The editorial basically tries to make the argument that because President Bush commuted Scooter Libby's jail sentence, he should therefore extend clemency to John Walker Lindh.

If you're wondering who Lindh is, he is the American Muslim convert found at Mazar I Sharif in Afghanistan before and following the uprising of some Taliban and Al Qaeda prisoners. He is currently serving a 20-year prison sentence following a plea bargain.

In a detailed Grand Jury indictment, Lindh was facing a likely treason charge for staying with the Taliban group and conducting a betrayal operation that ended with CIA operative Johnny Michael Spann dead.
As the Afghan commander gradually began to quell the uprising, it was Lindh who emerged from the prison basement to negotiate on behalf of the jihadis.

Scooter Libby served honorably as Assistant to the Vice President for national Security. In the words used on Power Line, "He was among those leaders charged with keeping this country safe from the likes of John Lindh after September 11th. He and his colleagues performed that task flawlessly. Yet it is not Libby's public service that merits clemency, in the Time's view; on the contrary! That clemency was misguided at best. In the world of the Los Angeles Times - which I think can be fairly seen as the world of American liberalism - Libby should be fed to the wolves, while mercy should be reserved for the disciple of bin Laden who participated in the murders of an American officer and a number of allied Afghans. This sums up quite well, I think, the perverse world view that contemporary liberalism has become."

Libby contended he had a faulty memory of some events involving former CIA employee Valery Plame - a likely circumstance for someone who was fielding hundreds of conversations every day. My belief is that he was railroaded, in front of a Grand Jury panel, by an over-zealous prosecutor. Ms. Plume and her husband were known to be adversaries of President Bush.

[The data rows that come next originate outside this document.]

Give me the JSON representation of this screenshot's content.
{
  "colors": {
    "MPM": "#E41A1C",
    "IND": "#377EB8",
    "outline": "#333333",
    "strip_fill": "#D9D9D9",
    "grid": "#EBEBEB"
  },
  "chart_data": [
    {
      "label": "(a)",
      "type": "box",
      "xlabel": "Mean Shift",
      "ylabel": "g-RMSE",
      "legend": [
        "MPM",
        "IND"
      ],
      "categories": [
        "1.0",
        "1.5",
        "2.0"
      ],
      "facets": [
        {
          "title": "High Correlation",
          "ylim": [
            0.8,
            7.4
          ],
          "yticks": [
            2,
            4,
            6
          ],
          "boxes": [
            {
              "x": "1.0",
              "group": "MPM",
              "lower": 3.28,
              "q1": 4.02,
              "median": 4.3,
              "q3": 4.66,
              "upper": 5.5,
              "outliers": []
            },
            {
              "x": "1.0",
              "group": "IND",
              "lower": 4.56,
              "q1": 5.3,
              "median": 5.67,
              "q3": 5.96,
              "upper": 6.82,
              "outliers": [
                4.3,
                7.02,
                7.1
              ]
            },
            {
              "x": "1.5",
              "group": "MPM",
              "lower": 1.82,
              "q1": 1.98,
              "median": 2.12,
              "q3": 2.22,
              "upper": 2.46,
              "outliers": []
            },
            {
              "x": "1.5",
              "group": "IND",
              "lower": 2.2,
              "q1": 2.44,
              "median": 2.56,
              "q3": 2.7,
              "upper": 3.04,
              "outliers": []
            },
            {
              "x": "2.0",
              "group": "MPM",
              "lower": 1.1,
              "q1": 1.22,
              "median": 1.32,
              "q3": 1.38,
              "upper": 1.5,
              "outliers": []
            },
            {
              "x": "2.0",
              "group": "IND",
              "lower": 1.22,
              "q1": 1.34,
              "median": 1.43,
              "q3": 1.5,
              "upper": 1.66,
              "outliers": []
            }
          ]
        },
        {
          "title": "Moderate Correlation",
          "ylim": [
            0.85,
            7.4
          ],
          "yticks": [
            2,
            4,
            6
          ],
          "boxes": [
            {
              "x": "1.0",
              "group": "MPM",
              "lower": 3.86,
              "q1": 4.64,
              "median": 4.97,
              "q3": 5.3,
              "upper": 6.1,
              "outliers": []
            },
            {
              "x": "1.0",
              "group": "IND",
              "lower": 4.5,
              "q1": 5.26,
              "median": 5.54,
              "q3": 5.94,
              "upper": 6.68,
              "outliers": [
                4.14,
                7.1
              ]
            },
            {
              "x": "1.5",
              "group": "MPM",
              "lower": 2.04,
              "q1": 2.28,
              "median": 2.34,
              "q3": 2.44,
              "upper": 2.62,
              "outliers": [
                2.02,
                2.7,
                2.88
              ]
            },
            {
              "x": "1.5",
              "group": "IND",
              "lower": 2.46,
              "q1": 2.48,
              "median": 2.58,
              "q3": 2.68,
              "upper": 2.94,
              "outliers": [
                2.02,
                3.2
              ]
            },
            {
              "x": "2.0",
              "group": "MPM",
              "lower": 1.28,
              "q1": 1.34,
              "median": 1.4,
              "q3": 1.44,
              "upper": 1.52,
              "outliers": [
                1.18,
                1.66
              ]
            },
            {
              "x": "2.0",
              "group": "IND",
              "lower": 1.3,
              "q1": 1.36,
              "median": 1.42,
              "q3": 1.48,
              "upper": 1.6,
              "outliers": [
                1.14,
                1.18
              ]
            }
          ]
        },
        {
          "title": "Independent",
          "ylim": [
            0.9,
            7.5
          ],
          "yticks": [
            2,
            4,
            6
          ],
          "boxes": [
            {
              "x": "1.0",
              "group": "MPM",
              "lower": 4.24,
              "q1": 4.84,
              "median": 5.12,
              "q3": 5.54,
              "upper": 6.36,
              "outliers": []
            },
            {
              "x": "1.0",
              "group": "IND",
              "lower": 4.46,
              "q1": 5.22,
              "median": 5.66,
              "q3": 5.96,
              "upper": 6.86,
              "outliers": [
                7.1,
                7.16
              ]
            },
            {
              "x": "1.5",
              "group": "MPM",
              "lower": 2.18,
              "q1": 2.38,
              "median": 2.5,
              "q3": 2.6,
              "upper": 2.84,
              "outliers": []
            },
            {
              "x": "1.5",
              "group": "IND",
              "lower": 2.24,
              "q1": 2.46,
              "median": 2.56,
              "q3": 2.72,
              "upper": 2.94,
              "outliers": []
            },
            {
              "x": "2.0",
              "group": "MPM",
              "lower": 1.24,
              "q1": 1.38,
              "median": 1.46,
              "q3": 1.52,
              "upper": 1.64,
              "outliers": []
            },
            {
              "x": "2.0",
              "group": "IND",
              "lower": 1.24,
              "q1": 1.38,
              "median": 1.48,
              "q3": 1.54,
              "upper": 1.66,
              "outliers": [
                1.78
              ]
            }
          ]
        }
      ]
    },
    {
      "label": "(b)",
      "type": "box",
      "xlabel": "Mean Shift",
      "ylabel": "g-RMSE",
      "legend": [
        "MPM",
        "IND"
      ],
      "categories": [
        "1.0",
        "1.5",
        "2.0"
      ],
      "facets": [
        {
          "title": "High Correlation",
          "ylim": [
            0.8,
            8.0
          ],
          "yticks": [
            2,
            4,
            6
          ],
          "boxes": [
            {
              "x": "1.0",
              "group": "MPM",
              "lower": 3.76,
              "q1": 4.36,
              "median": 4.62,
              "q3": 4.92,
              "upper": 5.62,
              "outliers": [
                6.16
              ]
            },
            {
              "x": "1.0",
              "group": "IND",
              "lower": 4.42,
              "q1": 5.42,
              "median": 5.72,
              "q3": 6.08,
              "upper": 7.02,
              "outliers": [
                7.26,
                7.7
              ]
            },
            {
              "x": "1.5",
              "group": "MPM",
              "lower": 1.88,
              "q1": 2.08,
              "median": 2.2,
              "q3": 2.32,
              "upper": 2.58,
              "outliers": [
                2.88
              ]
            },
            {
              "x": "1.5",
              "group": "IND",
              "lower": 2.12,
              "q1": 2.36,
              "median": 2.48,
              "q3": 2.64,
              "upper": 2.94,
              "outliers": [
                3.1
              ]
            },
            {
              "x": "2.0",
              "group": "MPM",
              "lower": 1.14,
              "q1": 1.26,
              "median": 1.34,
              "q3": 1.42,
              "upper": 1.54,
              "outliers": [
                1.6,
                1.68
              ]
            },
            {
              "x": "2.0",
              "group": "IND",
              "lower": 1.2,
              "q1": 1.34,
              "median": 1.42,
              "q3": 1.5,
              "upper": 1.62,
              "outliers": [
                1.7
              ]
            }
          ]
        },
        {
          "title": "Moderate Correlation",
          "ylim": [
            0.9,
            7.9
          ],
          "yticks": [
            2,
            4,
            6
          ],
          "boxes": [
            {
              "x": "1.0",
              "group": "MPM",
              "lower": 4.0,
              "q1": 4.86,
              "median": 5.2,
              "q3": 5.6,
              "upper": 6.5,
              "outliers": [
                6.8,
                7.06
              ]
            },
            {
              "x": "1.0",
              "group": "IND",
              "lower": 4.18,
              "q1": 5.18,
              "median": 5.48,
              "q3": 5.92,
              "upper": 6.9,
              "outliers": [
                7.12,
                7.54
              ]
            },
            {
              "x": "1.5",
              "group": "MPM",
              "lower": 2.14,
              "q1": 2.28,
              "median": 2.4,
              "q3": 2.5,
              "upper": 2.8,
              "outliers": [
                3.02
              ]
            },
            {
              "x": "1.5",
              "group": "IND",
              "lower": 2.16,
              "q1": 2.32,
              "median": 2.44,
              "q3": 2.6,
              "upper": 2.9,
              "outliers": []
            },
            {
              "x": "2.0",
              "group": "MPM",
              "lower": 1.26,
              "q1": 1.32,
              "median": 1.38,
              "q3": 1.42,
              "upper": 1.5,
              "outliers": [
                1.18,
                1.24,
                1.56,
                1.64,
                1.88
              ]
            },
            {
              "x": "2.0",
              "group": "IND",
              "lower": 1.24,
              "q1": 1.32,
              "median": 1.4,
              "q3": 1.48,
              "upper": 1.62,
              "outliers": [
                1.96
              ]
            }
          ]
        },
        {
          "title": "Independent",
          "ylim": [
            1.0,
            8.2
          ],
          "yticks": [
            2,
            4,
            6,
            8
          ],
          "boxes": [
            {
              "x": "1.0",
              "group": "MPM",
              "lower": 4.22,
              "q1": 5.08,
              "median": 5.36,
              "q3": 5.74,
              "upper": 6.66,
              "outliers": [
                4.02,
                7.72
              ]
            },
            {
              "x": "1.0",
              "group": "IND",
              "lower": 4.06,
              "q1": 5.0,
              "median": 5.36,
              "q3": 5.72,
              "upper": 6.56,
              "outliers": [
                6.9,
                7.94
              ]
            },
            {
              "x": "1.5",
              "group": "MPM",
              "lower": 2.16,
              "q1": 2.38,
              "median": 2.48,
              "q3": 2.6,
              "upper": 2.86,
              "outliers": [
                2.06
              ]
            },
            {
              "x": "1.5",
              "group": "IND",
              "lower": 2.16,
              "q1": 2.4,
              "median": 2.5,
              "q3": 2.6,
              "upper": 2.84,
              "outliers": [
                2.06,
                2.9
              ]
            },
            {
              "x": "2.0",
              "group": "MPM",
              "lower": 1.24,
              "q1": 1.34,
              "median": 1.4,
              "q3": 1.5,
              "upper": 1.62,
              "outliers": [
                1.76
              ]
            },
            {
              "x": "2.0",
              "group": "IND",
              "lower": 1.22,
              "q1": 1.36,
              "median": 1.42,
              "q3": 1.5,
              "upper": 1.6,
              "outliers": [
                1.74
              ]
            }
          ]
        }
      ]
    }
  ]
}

A judge recently threw out a civil case they mounted over this affair. But it's scary to think that political objectives can now be accomplished by using our legal system. The President was obviously correct to commute Libby's unfair sentence. The press went ballistic, but they said not a word when President Clinton, on leaving office, pardoned a fraud felon who was on the lam in Switzerland avoiding extradition. His friend's wife remained in the U.S., contributing heavily to the Clinton war chest.

The Los Angeles Times has regularly carried heavy water for Democrat candidates. But for a major newspaper to, in any way, compare Scoot Libby's service to his country with the murderous activities of John Walker Lindh against his own country men is flat out shameful.